Deep Learning Techniques for Compressive Sensing-Based Reconstruction and Inference -- A Ubiquitous Systems Perspective
It addresses practical barriers to deploying CS-DL in real-world ubiquitous computing, but is incremental as it synthesizes existing research rather than introducing new methods.
This paper tackles the problem of integrating compressive sensing (CS) and deep learning (DL) for efficient signal reconstruction and inference in ubiquitous systems, by identifying key interplay methods, trends, and guidelines for practical implementation.
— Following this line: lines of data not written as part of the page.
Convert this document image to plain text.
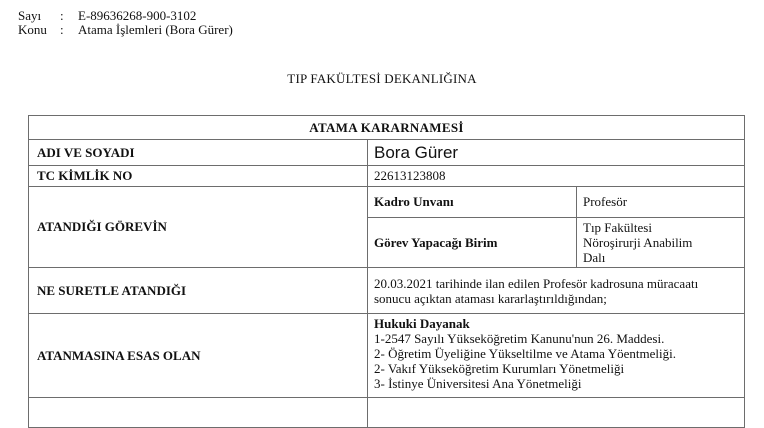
Sayı	:	E-89636268-900-3102
Konu	:	Atama İşlemleri (Bora Gürer)
TIP FAKÜLTESİ DEKANLIĞINA
ATAMA KARARNAMESİ		
ADI VE SOYADI	Bora Gürer	
TC KİMLİK NO	22613123808	
ATANDIĞI GÖREVİN	Kadro Unvanı	Profesör
	Görev Yapacağı Birim	Tıp Fakültesi
Nöroşirurji Anabilim
Dalı

NE SURETLE ATANDIĞI	20.03.2021 tarihinde ilan edilen Profesör kadrosuna müracaatı
sonucu açıktan ataması kararlaştırıldığından;	

ATANMASINA ESAS OLAN	Hukuki Dayanak
1-2547 Sayılı Yükseköğretim Kanunu'nun 26. Maddesi.
2- Öğretim Üyeliğine Yükseltilme ve Atama Yöentmeliği.
2- Vakıf Yükseköğretim Kurumları Yönetmeliği
3- İstinye Üniversitesi Ana Yönetmeliği	
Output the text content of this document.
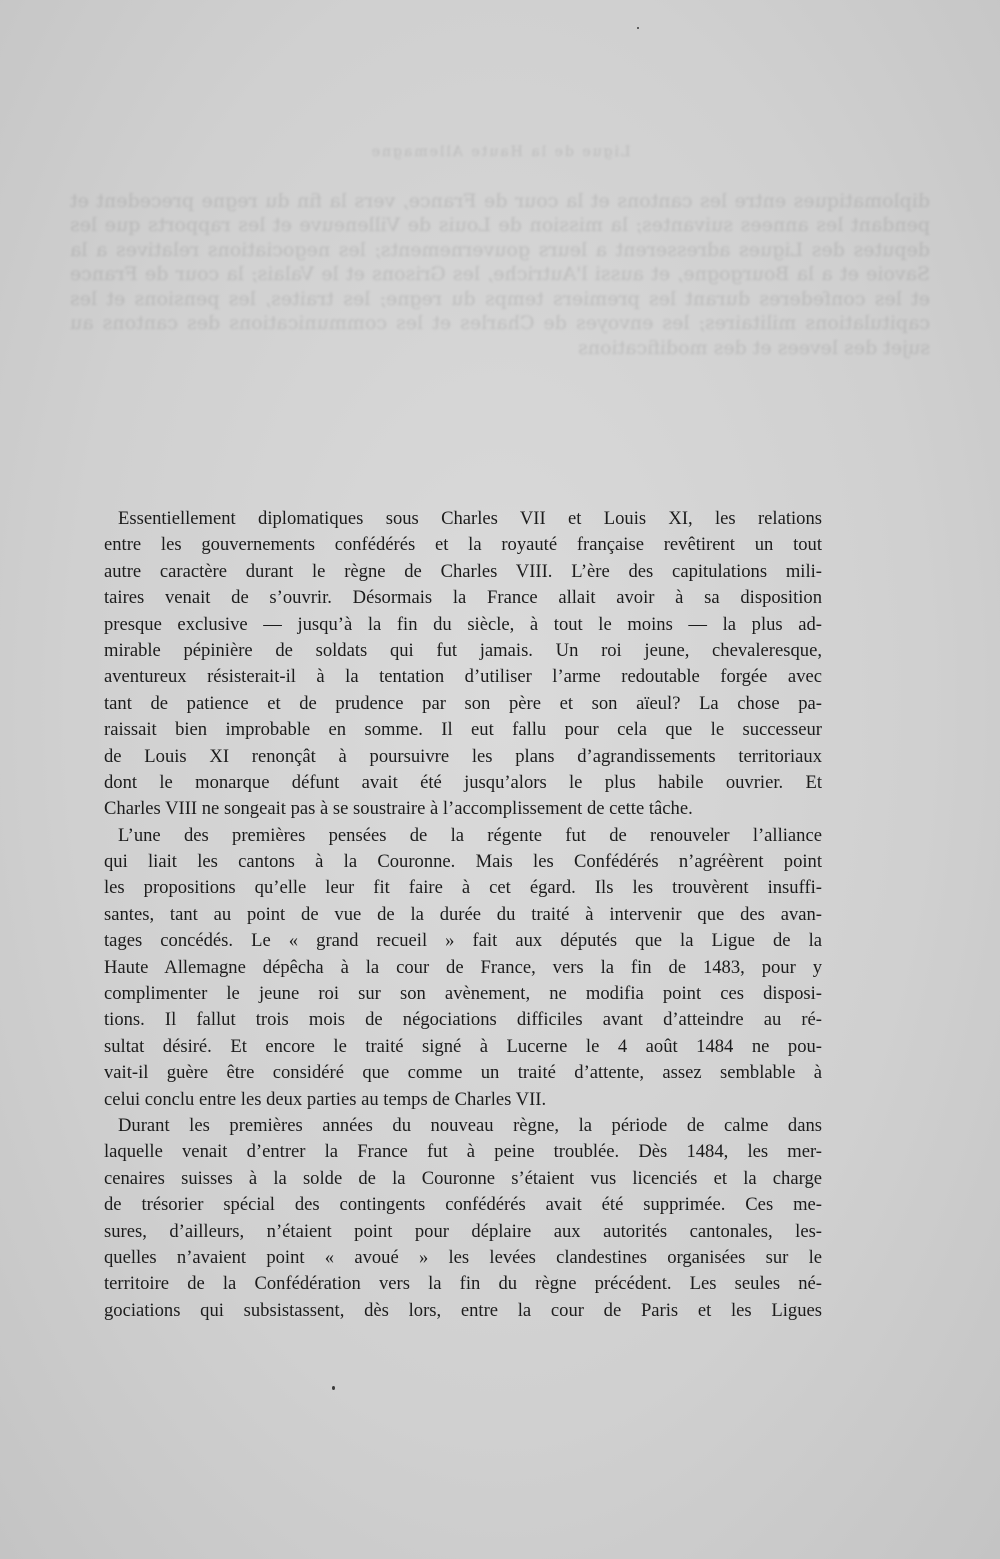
Ligue de la Haute Allemagne
diplomatiques entre les cantons et la cour de France, vers la fin du regne precedent et pendant les annees suivantes; la mission de Louis de Villeneuve et les rapports que les deputes des Ligues adresserent a leurs gouvernements; les negociations relatives a la Savoie et a la Bourgogne, et aussi l'Autriche, les Grisons et le Valais; la cour de France et les confederes durant les premiers temps du regne; les traites, les pensions et les capitulations militaires; les envoyes de Charles et les communications des cantons au sujet des levees et des modifications
Essentiellement diplomatiques sous Charles VII et Louis XI, les relations
entre les gouvernements confédérés et la royauté française revêtirent un tout
autre caractère durant le règne de Charles VIII. L’ère des capitulations mili-
taires venait de s’ouvrir. Désormais la France allait avoir à sa disposition
presque exclusive — jusqu’à la fin du siècle, à tout le moins — la plus ad-
mirable pépinière de soldats qui fut jamais. Un roi jeune, chevaleresque,
aventureux résisterait-il à la tentation d’utiliser l’arme redoutable forgée avec
tant de patience et de prudence par son père et son aïeul? La chose pa-
raissait bien improbable en somme. Il eut fallu pour cela que le successeur
de Louis XI renonçât à poursuivre les plans d’agrandissements territoriaux
dont le monarque défunt avait été jusqu’alors le plus habile ouvrier. Et
Charles VIII ne songeait pas à se soustraire à l’accomplissement de cette tâche.
L’une des premières pensées de la régente fut de renouveler l’alliance
qui liait les cantons à la Couronne. Mais les Confédérés n’agréèrent point
les propositions qu’elle leur fit faire à cet égard. Ils les trouvèrent insuffi-
santes, tant au point de vue de la durée du traité à intervenir que des avan-
tages concédés. Le « grand recueil » fait aux députés que la Ligue de la
Haute Allemagne dépêcha à la cour de France, vers la fin de 1483, pour y
complimenter le jeune roi sur son avènement, ne modifia point ces disposi-
tions. Il fallut trois mois de négociations difficiles avant d’atteindre au ré-
sultat désiré. Et encore le traité signé à Lucerne le 4 août 1484 ne pou-
vait-il guère être considéré que comme un traité d’attente, assez semblable à
celui conclu entre les deux parties au temps de Charles VII.
Durant les premières années du nouveau règne, la période de calme dans
laquelle venait d’entrer la France fut à peine troublée. Dès 1484, les mer-
cenaires suisses à la solde de la Couronne s’étaient vus licenciés et la charge
de trésorier spécial des contingents confédérés avait été supprimée. Ces me-
sures, d’ailleurs, n’étaient point pour déplaire aux autorités cantonales, les-
quelles n’avaient point « avoué » les levées clandestines organisées sur le
territoire de la Confédération vers la fin du règne précédent. Les seules né-
gociations qui subsistassent, dès lors, entre la cour de Paris et les Ligues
Compressive sensing (CS) is a mathematically elegant tool for reducing the sampling rate, potentially bringing context-awareness to a wider range of devices. Nevertheless, practical issues with the sampling and reconstruction algorithms prevent further proliferation of CS in real world domains, especially among heterogeneous ubiquitous devices. Deep learning (DL) naturally complements CS for adapting the sampling matrix, reconstructing the signal, and learning form the compressed samples. While the CS-DL integration has received substantial research interest recently, it has not yet been thoroughly surveyed, nor has the light been shed on practical issues towards bringing the CS-DL to real world implementations in the ubicomp domain. In this paper we identify main possible ways in which CS and DL can interplay, extract key ideas for making CS-DL efficient, identify major trends in CS-DL research space, and derive guidelines for future evolution of CS-DL within the ubicomp domain.